Tip: Read the fun informational signs along the path, explaining about these stromatolites. Things will get a lot more interesting.

Say hello to your ancestors!
It takes a stromatolite about 100 years to grow 5 cm…



3. Cape Leveque

Where? At the tip of the Dampier Peninsula, about 210 km north of Broome, Western Australia.

What? Cape Leveque is famous for its unearthly reddish sand rocks. Their odd shapes, color patterns and sizes make it an out of this world experience to walk around here: the rocks on the one side, the Indian Ocean on the other. The red ironstone cliffs only cover the very tip of the entire peninsula, but it’s still good enough to be blown away by this beautiful natural creation. Ironstone normally is grey but the surface turns red due to oxidation. The lower the sun, the brighter the colors get. You’ll never forget the sunsets out here!

Tip: Cape Leveque is quite isolated and there’s just one resort (with a limited amount of camping spots, cabins etc), so make reservations if you want to spend the night or have dinner there, before starting the 3-hour journey from Broome!

Out of this world…




4. Shell beach

Where?  Near Shark Bay, along the Denham-Hamelin road, Western Australia.

What?
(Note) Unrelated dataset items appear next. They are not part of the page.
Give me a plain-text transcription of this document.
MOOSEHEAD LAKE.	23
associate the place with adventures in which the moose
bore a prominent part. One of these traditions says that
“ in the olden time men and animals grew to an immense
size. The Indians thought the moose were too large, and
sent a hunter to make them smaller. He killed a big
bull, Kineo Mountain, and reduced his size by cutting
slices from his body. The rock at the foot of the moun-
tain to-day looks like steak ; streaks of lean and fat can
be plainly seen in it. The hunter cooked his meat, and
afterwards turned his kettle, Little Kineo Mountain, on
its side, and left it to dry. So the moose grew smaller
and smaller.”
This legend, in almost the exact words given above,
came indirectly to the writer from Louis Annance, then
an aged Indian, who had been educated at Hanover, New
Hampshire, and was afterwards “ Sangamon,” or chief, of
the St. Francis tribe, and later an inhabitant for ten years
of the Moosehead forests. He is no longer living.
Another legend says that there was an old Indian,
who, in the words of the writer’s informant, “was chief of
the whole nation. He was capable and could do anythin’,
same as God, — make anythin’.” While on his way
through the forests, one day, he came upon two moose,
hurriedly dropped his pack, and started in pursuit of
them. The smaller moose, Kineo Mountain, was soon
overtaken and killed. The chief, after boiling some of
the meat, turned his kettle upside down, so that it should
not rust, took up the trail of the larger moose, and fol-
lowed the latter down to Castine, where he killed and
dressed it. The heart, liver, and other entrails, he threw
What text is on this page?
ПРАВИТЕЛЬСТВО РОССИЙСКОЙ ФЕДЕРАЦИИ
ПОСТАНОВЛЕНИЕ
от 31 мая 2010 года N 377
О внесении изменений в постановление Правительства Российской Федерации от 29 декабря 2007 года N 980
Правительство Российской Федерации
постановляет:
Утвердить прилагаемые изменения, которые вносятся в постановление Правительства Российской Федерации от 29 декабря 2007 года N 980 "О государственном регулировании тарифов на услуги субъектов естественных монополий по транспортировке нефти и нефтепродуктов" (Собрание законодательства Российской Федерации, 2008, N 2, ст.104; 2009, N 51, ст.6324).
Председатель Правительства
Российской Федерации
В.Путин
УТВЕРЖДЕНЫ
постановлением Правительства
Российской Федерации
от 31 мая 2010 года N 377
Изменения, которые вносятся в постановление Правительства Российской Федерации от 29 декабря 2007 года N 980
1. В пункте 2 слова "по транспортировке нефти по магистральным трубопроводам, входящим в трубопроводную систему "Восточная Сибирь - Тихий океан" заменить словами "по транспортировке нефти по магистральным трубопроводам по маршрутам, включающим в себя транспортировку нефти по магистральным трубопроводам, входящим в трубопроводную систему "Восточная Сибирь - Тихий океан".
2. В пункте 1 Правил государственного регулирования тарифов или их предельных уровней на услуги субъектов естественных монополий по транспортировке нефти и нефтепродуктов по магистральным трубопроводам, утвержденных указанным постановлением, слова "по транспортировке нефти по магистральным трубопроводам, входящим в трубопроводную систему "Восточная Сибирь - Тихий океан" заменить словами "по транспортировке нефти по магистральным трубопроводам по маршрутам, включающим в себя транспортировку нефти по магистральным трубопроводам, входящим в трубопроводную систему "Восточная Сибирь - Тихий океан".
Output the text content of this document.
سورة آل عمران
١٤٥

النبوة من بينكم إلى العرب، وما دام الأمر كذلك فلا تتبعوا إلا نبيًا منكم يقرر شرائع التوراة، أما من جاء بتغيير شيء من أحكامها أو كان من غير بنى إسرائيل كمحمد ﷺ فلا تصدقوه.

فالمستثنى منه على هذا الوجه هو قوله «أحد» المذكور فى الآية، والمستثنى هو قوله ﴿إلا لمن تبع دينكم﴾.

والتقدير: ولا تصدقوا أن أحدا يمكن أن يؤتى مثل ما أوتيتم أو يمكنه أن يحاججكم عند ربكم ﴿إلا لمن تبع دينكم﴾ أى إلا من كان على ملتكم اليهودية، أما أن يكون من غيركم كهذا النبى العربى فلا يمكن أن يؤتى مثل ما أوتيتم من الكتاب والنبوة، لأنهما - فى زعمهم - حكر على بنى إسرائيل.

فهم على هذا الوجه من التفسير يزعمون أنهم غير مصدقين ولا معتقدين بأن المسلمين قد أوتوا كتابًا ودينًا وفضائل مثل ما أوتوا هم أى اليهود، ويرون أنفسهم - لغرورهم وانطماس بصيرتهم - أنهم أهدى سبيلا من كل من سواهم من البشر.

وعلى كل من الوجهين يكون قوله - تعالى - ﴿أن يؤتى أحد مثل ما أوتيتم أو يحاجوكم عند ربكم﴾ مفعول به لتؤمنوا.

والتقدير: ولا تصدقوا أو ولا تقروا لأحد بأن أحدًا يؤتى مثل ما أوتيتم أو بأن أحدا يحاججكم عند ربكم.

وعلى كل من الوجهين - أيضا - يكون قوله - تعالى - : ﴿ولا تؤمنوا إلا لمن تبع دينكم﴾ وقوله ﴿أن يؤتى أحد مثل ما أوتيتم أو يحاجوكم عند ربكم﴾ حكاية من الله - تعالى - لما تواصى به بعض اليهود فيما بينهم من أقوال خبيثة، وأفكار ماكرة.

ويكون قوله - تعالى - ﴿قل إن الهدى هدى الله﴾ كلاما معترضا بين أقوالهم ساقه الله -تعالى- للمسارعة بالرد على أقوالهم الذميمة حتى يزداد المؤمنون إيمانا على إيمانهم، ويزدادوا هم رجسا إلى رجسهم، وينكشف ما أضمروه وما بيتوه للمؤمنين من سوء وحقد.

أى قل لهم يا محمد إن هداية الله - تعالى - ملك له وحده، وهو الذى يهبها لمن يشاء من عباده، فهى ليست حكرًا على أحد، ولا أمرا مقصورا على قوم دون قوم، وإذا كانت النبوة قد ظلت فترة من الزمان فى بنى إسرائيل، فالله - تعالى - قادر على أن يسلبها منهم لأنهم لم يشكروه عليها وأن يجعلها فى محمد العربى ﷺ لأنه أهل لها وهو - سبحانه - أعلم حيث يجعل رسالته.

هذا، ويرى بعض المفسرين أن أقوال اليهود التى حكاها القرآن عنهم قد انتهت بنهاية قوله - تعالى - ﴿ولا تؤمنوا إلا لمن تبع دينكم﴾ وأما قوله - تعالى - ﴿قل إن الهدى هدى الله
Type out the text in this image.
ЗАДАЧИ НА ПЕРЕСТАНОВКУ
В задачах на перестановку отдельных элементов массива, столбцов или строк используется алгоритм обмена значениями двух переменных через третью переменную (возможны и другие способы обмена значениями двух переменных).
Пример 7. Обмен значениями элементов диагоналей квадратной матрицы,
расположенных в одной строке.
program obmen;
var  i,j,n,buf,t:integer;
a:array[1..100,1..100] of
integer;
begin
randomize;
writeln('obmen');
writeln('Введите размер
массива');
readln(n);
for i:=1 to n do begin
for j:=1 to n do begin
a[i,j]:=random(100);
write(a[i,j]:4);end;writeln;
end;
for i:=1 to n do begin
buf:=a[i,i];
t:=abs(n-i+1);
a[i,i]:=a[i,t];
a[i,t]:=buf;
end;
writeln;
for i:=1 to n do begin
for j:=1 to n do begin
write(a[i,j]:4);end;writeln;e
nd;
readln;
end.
A 110 km long stretch of coast, with a beach made of trillions of tiny shells. All natural! Don’t bother digging for sand, the shells reach a depth of 7 to 10 metres…  There are only two beaches in the world like this, the other one is in California. The Shell Beach is a World Heritage sight but before that, the shells were used to construct a few buildings in the local town of Denham.

Tip: Don’t forget to wear shoes…


They’re all shells of the ‘Fragum erugatum’, a species of small cockle



5. The Pinnacles desert

Where? Nambung National Park, a 3 hour drive from Perth, Western Australia.

What? Weirdly shaped limestone pinnacles, rising up from the yellow sandy desert. They are formed by nature: 25,000 to 30,000 years ago, millions of seashells were blown inland. They broke down into lime rich sands and then eroded by water and wind, with thousands of pinnacles in different shapes and sizes as a result. The tallest pinnacles are 3,5 meters high! It’s like walking on a different planet…

Tip: Go there in the late afternoon: the air is cooler, the colors are brighter, there are fewer people and the low sun creates long, strange shadows over the rippling sands. 


Made by shells, formed by water and wind.



6. Fields of termite mounds

Where? Litchfield National park in the Northern Territory. Not entirely along the West Coast but still worth to mention!

What? Fields with hundreds of two-metre-high termite mounds in very unearthly shapes. They’re like air-conditioned skyscrapers for termites! The mounds are made by worker termites from feces, plants, termite saliva and soil. There’s two kinds: Magnetic Termite Mounds and Cathedral mounds. The first kinds seems round and thick from the front, but when you look at them from the side, they are thin as paper. Their shape minimizes the exposure to the sun and keeps the inside cool. The Cathedral Mounds are thick and round at the bottom and narrow at the top. There’s one in particular that stands out at Litchfield. These colossal architectural curiosities almost make you feel like YOU are the insects here… The termite mounds are scattered all around the Northern Territory (especially in Litchfield National park), so you’ll see plenty of these giants along the way, some of them right next to the road.

Tip: Don’t worry about the termites, the flies on the other hand are a lot more annoying. If you have an extra T-shirt to spare, I suggest you use to cover up your face (especially nose, mouth and ears).

Magnetic termite mounds, with their broad backs and fronts all facing the same east-west direction.